No recordaba haber visto un horizonte dibujado con tanta nitidez. Como trazado con un tiralíneas. Así, desierta, la playa tenía cierta dignidad. Entre la costa vacante y la lejanía, un poco más acá del horizonte, la procesión de toninas giraba sobre sí misma. Javier aspiró con fruición aquel aire salitroso. Y, casi sin proponérselo, empezó a bajar. A bajar por la pendiente de la memoria.
En otra playa, más al Este, quizá con una franja más ancha de arena y con un horizonte no tan finamente trazado, con treinta años menos, claro, había conocido a Raquel. Bien instalada en la adolescencia, con un aura de virginidad que todavía se usaba a mediados de los sesenta, discretamente custodiada por hermanos y hermanas, primos y primas, y no demasiado consciente de su desbordante simpatía y de su cuerpo recién acabado de moldear, nerviosa cuando se recogía el pelo negro y tranquila cuando se sabía mirada y admirada por los codiciosos fornidos de fin de semana, Raquel tenía un modo casi melancólico de coquetear. Cuando se desplazaba entre las dunas, lo hacía muy derechita, sin bambolear el trasero como sus primas querendonas ni acariciarse morosamente los muslos con el pretexto de quitarse la arena. Miraba y frecuentaba a los muchachos casi como otro muchacho, pero era consciente de que ellos sabían establecer la diferencia. La institución del topless era todavía algo inconcebible, pero imaginar lo medianamente oculto era un estimulante ejercicio y una constante revelación, de modo que cada uno de los atléticos mirones creaba su visión personal de aquellos pechitos candorosos, apenas cubiertos por una malla verde que hacía juego con sus ojos esmeralda y esbozaba, con dos leves promontorios, los pezones prematuramente enhiestos.

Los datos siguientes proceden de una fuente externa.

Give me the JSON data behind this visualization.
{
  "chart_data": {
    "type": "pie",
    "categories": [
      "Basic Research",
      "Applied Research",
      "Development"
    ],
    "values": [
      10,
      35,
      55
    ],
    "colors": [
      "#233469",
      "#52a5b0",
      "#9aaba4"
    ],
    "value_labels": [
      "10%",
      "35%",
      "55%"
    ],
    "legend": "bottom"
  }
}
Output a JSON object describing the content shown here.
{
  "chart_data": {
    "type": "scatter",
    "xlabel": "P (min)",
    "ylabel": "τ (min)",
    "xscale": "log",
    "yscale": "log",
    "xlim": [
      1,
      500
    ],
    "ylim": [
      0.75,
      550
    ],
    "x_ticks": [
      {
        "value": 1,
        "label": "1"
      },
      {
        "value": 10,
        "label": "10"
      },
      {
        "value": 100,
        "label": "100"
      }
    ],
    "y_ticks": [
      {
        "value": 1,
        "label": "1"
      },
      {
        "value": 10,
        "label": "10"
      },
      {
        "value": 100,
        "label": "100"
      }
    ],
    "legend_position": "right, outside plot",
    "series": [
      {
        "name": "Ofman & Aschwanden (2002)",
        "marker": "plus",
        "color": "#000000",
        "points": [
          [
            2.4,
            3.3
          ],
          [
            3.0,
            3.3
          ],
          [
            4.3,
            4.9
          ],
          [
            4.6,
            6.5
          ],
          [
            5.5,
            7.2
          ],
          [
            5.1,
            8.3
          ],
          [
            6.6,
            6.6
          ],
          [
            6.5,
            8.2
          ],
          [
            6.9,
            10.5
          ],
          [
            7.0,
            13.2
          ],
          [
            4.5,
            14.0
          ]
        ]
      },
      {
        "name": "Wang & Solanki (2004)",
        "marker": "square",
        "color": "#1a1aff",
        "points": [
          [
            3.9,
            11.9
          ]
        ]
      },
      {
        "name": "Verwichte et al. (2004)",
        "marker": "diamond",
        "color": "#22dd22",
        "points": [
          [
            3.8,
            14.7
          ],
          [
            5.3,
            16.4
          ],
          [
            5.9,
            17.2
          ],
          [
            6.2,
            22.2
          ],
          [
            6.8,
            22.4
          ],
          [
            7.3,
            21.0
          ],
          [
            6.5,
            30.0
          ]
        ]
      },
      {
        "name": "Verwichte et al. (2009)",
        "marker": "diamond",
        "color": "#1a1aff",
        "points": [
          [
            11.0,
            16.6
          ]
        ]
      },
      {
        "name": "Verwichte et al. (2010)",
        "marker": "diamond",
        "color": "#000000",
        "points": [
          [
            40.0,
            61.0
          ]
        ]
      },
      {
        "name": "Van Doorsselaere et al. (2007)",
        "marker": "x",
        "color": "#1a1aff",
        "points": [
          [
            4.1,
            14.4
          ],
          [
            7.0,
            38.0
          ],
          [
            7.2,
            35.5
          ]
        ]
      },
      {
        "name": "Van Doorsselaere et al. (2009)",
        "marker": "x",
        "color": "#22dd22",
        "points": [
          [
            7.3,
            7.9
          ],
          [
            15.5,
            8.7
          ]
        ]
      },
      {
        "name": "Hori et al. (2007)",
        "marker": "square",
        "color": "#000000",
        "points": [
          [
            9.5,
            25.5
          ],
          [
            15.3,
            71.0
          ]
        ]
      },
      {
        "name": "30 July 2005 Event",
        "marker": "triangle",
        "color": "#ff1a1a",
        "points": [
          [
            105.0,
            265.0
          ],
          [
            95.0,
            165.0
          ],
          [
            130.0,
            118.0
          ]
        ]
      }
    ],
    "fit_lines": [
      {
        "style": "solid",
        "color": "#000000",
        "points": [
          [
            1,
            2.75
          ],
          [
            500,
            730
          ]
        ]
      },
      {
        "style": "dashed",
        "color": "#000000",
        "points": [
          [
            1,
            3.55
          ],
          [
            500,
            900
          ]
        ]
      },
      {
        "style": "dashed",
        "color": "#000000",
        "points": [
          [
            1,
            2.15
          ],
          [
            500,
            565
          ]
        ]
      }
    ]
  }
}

Frente a ese despliegue de seducción e inocencia, Javier había empezado a enamorarse. No obstante, se resistía todo lo que podía, ya que estaba convencido de que Raquel no le concedía la menor importancia, y que, en todo caso, era Marcial (un musculoso que años después iba a consagrarse vicecampeón nacional en 400 metros llanos) quien recibía sus muestras de atención. Javier acabó archivando sus secretas pretensiones cierta luminosa mañana en que asistió por azar a un encuentro no programado del musculoso y la bella. Ambos estaban junto a la orilla, apenas a dos metros de Javier. El agua mojaba los grandes y toscos pies de Marcial y los breves y perfectos de ella, y cuando el futuro vicecampeón preguntó, entrador: «¿Qué te pasa que hoy estás tan linda?», ella enrojeció tan visiblemente que Javier sintió que el ánimo le bajaba hasta los meniscos, y, simulando indiferencia, se puso a caminar con parsimonia, como si intentara pisar las olitas que morían entre cantos rodados. De vez en cuando recogía alguno y lo arrojaba al mar con toda su fuerza, como quien se desprende de ilusiones, de sentimientos, de algo así.
Dos gaviotas que desfloraron su soledad y quebraron la mansedumbre del crepúsculo, tironearon de nuevo a Javier hasta su presente de recién regresado. Pensó en otra (o la misma) Raquel, la que había quedado en Madrid. Sintió frío en los hombros, en el estómago, en las rodillas. Las mujeres, las pocas mujeres de su vida, le habían dado calor, y ahora echaba de menos esos brazos, esos vientres, esos labios, esas piernas.